Evidence from his original trial showed that Jaynes had sent more than 12,000 unsolicited e-mails on a single day in July 2003--right after Virginia's law took effect--and more than that on two other days that month. He had also gone to lengths to hide the origin of those e-mails.

A Loudoun County jury had convicted Jaynes of three counts of spamming, and sentenced him to nine years in jail. He was the first person in the nation convicted of a felony for sending spam e-mails.

Jaynes had appealed, on the basis that Virginia's law was a violation of the First Amendment, and that the trial court lacked jurisdiction because his e-mail messages went through numerous servers and routers.

His attorneys also complained that nine years was too long of a sentence, given that Jaynes was an out-of-state resident and the law had taken effect just two weeks before his illegal actions.

Also filing briefs on behalf of the defendant were the Rutherford Institute and the American Civil Liberties Union.

In rejecting Jaynes' appeal, the Court of Appeals opinion--written by Judge James Haley Jr. , a former Stafford County judge-- said that Virginia did have jurisdiction because the spam e-mails for which Jaynes was charged all went to AOL subscribers, and AOL's servers are in Virginia.

The court also rejected Jaynes' constitutional challenge, saying that while anonymous speech is protected by the First Amendment, Virginia's anti-spam law prohibits not the anonymity but the "trespassing on private computer networks through intentional misrepresentation, an activity that merits no First Amendment protection "

"The statute prohibits the falsification of the sender's routing and transmission information to gain access to a computer network that would otherwise be inaccessible. In short, the statute prohibits lying to commit a trespass."

The court also rejected several other arguments of Jaynes', including that the language in the Virginia Code was vague.

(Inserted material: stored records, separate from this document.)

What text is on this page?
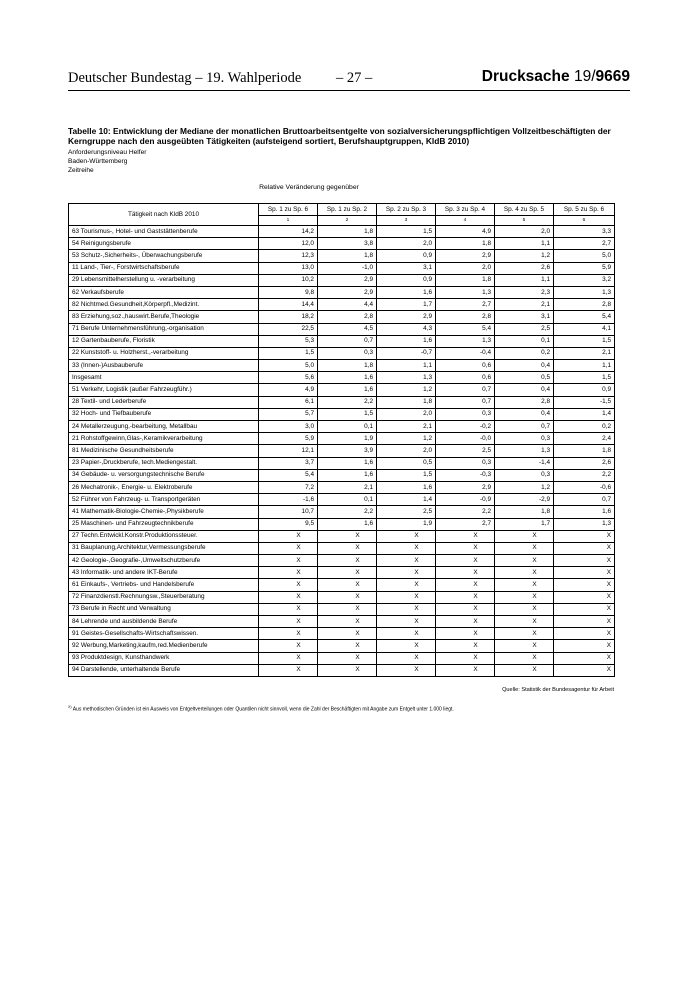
Deutscher Bundestag – 19. Wahlperiode – 27 –	Drucksache 19/9669
Tabelle 10: Entwicklung der Mediane der monatlichen Bruttoarbeitsentgelte von sozialversicherungspflichtigen Vollzeitbeschäftigten der Kerngruppe nach den ausgeübten Tätigkeiten (aufsteigend sortiert, Berufshauptgruppen, KldB 2010)
Anforderungsniveau Helfer
Baden-Württemberg
Zeitreihe
Relative Veränderung gegenüber
Tätigkeit nach KldB 2010	Sp. 1 zu Sp. 6	Sp. 1 zu Sp. 2	Sp. 2 zu Sp. 3	Sp. 3 zu Sp. 4	Sp. 4 zu Sp. 5	Sp. 5 zu Sp. 6
	1	2	3	4	5	6
63 Tourismus-, Hotel- und Gaststättenberufe	14,2	1,8	1,5	4,9	2,0	3,3
54 Reinigungsberufe	12,0	3,8	2,0	1,8	1,1	2,7
53 Schutz-,Sicherheits-, Überwachungsberufe	12,3	1,8	0,9	2,9	1,2	5,0
11 Land-, Tier-, Forstwirtschaftsberufe	13,0	-1,0	3,1	2,0	2,6	5,9
29 Lebensmittelherstellung u. -verarbeitung	10,2	2,9	0,9	1,8	1,1	3,2
62 Verkaufsberufe	9,8	2,9	1,6	1,3	2,3	1,3
82 Nichtmed.Gesundheit,Körperpfl.,Medizint.	14,4	4,4	1,7	2,7	2,1	2,8
83 Erziehung,soz.,hauswirt.Berufe,Theologie	18,2	2,8	2,9	2,8	3,1	5,4
71 Berufe Unternehmensführung,-organisation	22,5	4,5	4,3	5,4	2,5	4,1
12 Gartenbauberufe, Floristik	5,3	0,7	1,6	1,3	0,1	1,5
22 Kunststoff- u. Holzherst.,-verarbeitung	1,5	0,3	-0,7	-0,4	0,2	2,1
33 (Innen-)Ausbauberufe	5,0	1,8	1,1	0,6	0,4	1,1
Insgesamt	5,6	1,6	1,3	0,6	0,5	1,5
51 Verkehr, Logistik (außer Fahrzeugführ.)	4,9	1,6	1,2	0,7	0,4	0,9
28 Textil- und Lederberufe	6,1	2,2	1,8	0,7	2,8	-1,5
32 Hoch- und Tiefbauberufe	5,7	1,5	2,0	0,3	0,4	1,4
24 Metallerzeugung,-bearbeitung, Metallbau	3,0	0,1	2,1	-0,2	0,7	0,2
21 Rohstoffgewinn,Glas-,Keramikverarbeitung	5,9	1,9	1,2	-0,0	0,3	2,4
81 Medizinische Gesundheitsberufe	12,1	3,9	2,0	2,5	1,3	1,8
23 Papier-,Druckberufe, tech.Mediengestalt.	3,7	1,6	0,5	0,3	-1,4	2,6
34 Gebäude- u. versorgungstechnische Berufe	5,4	1,6	1,5	-0,3	0,3	2,2
26 Mechatronik-, Energie- u. Elektroberufe	7,2	2,1	1,6	2,9	1,2	-0,6
52 Führer von Fahrzeug- u. Transportgeräten	-1,6	0,1	1,4	-0,9	-2,9	0,7
41 Mathematik-Biologie-Chemie-,Physikberufe	10,7	2,2	2,5	2,2	1,8	1,6
25 Maschinen- und Fahrzeugtechnikberufe	9,5	1,6	1,9	2,7	1,7	1,3
27 Techn.Entwickl.Konstr.Produktionssteuer.	X	X	X	X	X	X
31 Bauplanung,Architektur,Vermessungsberufe	X	X	X	X	X	X
42 Geologie-,Geografie-,Umweltschutzberufe	X	X	X	X	X	X
43 Informatik- und andere IKT-Berufe	X	X	X	X	X	X
61 Einkaufs-, Vertriebs- und Handelsberufe	X	X	X	X	X	X
72 Finanzdienstl.Rechnungsw.,Steuerberatung	X	X	X	X	X	X
73 Berufe in Recht und Verwaltung	X	X	X	X	X	X
84 Lehrende und ausbildende Berufe	X	X	X	X	X	X
91 Geistes-Gesellschafts-Wirtschaftswissen.	X	X	X	X	X	X
92 Werbung,Marketing,kaufm,red.Medienberufe	X	X	X	X	X	X
93 Produktdesign, Kunsthandwerk	X	X	X	X	X	X
94 Darstellende, unterhaltende Berufe	X	X	X	X	X	X
Quelle: Statistik der Bundesagentur für Arbeit
$^{X)}$ Aus methodischen Gründen ist ein Ausweis von Entgeltverteilungen oder Quantilen nicht sinnvoll, wenn die Zahl der Beschäftigten mit Angabe zum Entgelt unter 1.000 liegt.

In short, Haley wrote, "Appellant's conduct is exactly the conduct the statute seeks to criminalize, and appellant intentionally undertook those acts."

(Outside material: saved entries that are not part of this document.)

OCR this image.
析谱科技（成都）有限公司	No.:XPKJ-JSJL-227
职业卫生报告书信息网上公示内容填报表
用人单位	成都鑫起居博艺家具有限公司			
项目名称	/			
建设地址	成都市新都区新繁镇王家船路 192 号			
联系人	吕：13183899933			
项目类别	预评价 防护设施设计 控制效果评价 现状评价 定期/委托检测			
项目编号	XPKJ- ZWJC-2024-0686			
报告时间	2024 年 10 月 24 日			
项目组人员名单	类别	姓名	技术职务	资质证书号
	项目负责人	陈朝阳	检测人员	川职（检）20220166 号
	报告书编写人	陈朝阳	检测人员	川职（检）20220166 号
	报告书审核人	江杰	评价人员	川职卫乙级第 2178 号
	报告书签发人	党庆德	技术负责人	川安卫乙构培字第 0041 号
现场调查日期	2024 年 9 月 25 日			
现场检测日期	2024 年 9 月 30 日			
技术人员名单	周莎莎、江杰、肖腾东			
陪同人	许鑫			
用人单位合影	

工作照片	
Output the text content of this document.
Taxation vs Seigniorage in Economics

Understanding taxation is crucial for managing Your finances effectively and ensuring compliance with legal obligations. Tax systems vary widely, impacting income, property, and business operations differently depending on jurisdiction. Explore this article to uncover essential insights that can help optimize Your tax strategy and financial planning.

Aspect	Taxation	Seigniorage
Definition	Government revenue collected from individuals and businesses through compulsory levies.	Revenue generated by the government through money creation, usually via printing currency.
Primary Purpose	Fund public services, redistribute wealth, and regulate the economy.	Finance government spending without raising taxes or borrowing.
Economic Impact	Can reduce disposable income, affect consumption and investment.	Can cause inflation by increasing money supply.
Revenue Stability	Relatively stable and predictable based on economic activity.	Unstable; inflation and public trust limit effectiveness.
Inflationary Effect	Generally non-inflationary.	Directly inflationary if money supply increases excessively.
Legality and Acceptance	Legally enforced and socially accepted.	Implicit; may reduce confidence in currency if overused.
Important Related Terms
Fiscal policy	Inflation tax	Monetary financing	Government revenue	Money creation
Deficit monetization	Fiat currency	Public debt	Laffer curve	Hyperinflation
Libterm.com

Attorney General Bob McDonnell praised the Court of Appeals ruling, and said the state will ask the trial judge to order Jaynes to begin serving his nine-year sentence, which had been suspended while he appealed.

"Spam costs Virginia citizens and businesses thousands of dollars every year in lost time and resources," McDonnell said in a written release. "Online fraud is a costly and serious crime. Today's ruling reinforces Virginia's Anti-Spam Act, and further protects the people of the Commonwealth from identity thieves and cyber criminals."

Contacted by The Associated Press, Jaynes' attorney, Tom Wolf, declined to comment until he had time to evaluate the ruling.

The jury had also convicted Jaynes' sister, Jessica DeGroot, but recommended only a $7,500 fine. Her conviction was later dismissed by the judge. A third defendant, Richard Rutkowski of Cary, N.C., was acquitted.